Cyber Incident Victim: Eir
Date:
Dec 2016
Location:
Ireland
Summary
A telecommunications provider experienced a security breach affecting broadband modems, compromising at least 2,000 devices through a computer virus. The incident involved vulnerabilities in specific Zyxel modem models distributed to customers. The company advised impacted users to immediately reset both modem administration and WiFi passwords to mitigate risks. Direct notifications were sent via physical mail and electronic communication detailing remediation steps. This breach exclusively targeted a limited subset of customer-premises equipment, prompting urgent credential updates across the affected user base.
| CIA Posture | Motives | Tactics, Techniques & Procedures |
|---|---|---|
| Available to members | 1 motive | 1 technique |
| Threat Actors | Type | Location |
|---|---|---|
| 0 actors | Available to members | Available to members |
Description
On or around December 5, 2016, Irish telecommunications provider Eir disclosed a security breach affecting broadband customers using specific modem models. The incident involved unauthorized access to customer modems through a security vulnerability identified in Zyxel D100 and Zyxel P-660HN-T1A devices distributed by the company.
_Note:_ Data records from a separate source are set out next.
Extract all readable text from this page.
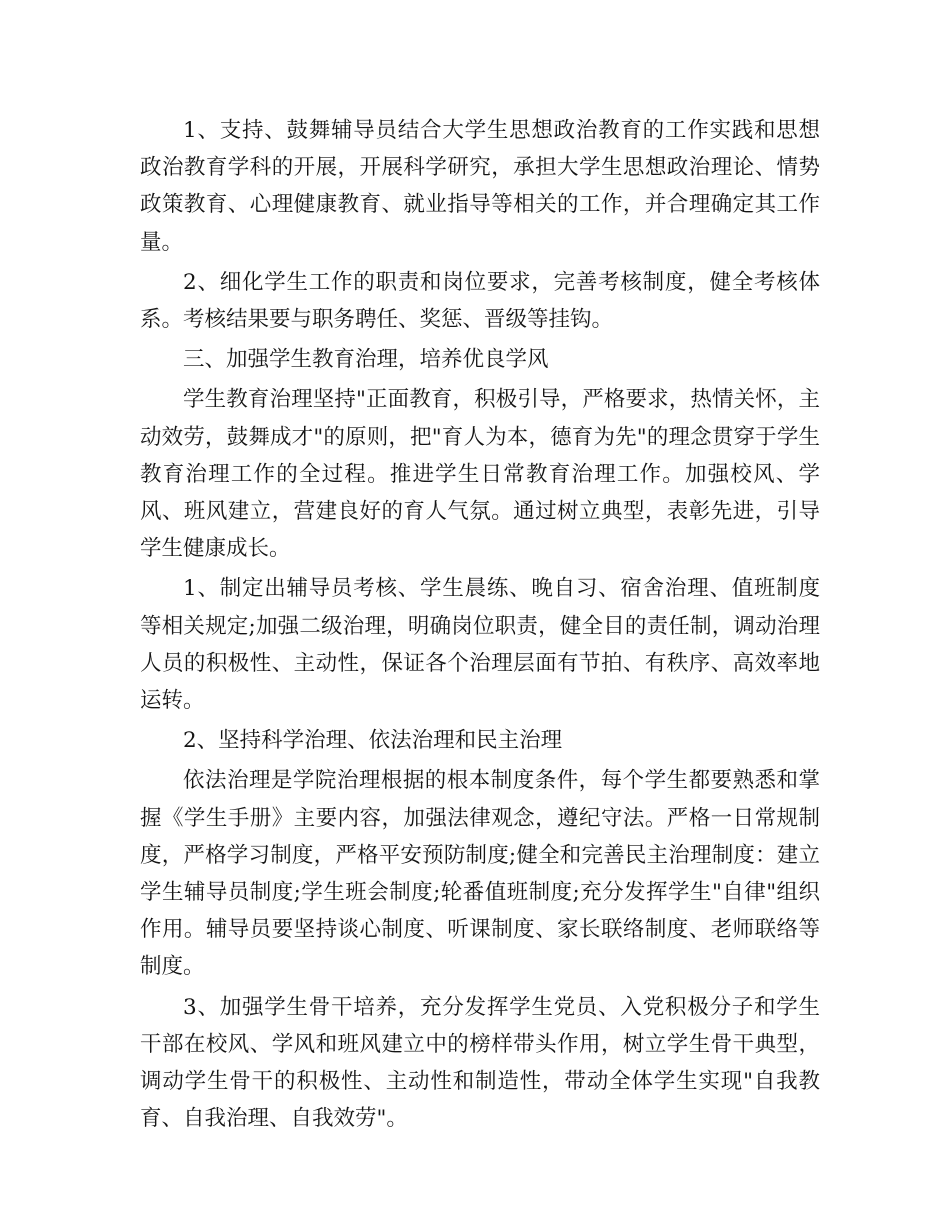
1、支持、鼓舞辅导员结合大学生思想政治教育的工作实践和思想政治教育学科的开展，开展科学研究，承担大学生思想政治理论、情势政策教育、心理健康教育、就业指导等相关的工作，并合理确定其工作量。

2、细化学生工作的职责和岗位要求，完善考核制度，健全考核体系。考核结果要与职务聘任、奖惩、晋级等挂钩。

三、加强学生教育治理，培养优良学风

学生教育治理坚持"正面教育，积极引导，严格要求，热情关怀，主动效劳，鼓舞成才"的原则，把"育人为本，德育为先"的理念贯穿于学生教育治理工作的全过程。推进学生日常教育治理工作。加强校风、学风、班风建立，营建良好的育人气氛。通过树立典型，表彰先进，引导学生健康成长。

1、制定出辅导员考核、学生晨练、晚自习、宿舍治理、值班制度等相关规定;加强二级治理，明确岗位职责，健全目的责任制，调动治理人员的积极性、主动性，保证各个治理层面有节拍、有秩序、高效率地运转。

2、坚持科学治理、依法治理和民主治理

依法治理是学院治理根据的根本制度条件，每个学生都要熟悉和掌握《学生手册》主要内容，加强法律观念，遵纪守法。严格一日常规制度，严格学习制度，严格平安预防制度;健全和完善民主治理制度：建立学生辅导员制度;学生班会制度;轮番值班制度;充分发挥学生"自律"组织作用。辅导员要坚持谈心制度、听课制度、家长联络制度、老师联络等制度。

3、加强学生骨干培养，充分发挥学生党员、入党积极分子和学生干部在校风、学风和班风建立中的榜样带头作用，树立学生骨干典型，调动学生骨干的积极性、主动性和制造性，带动全体学生实现"自我教育、自我治理、自我效劳"。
Eir confirmed that a computer virus had compromised at least 2,000 modems, though the breach was described as affecting only a "limited number" of these devices. The vulnerability enabled attackers to gain administrative access to the modems, potentially compromising both device management controls and home network security. Eir initiated direct customer notifications through physical letters and emails advising immediate remedial actions.
The company's primary response involved instructing affected customers to reset both their modem administration passwords and WiFi passwords as urgent protective measures. Eir emphasized these steps as critical security precautions but did not disclose technical specifics about the virus or the exploitation method. No customer data theft or service disruption was explicitly reported in the available information. The incident response focused exclusively on mitigating risks through credential resets rather than modem replacements or firmware updates. Eir directed customers to a dedicated online resource for additional guidance but did not indicate whether third-party cybersecurity assistance was involved in the investigation or remediation. The breach remained confined to the two identified Zyxel modem models within Eir's customer base.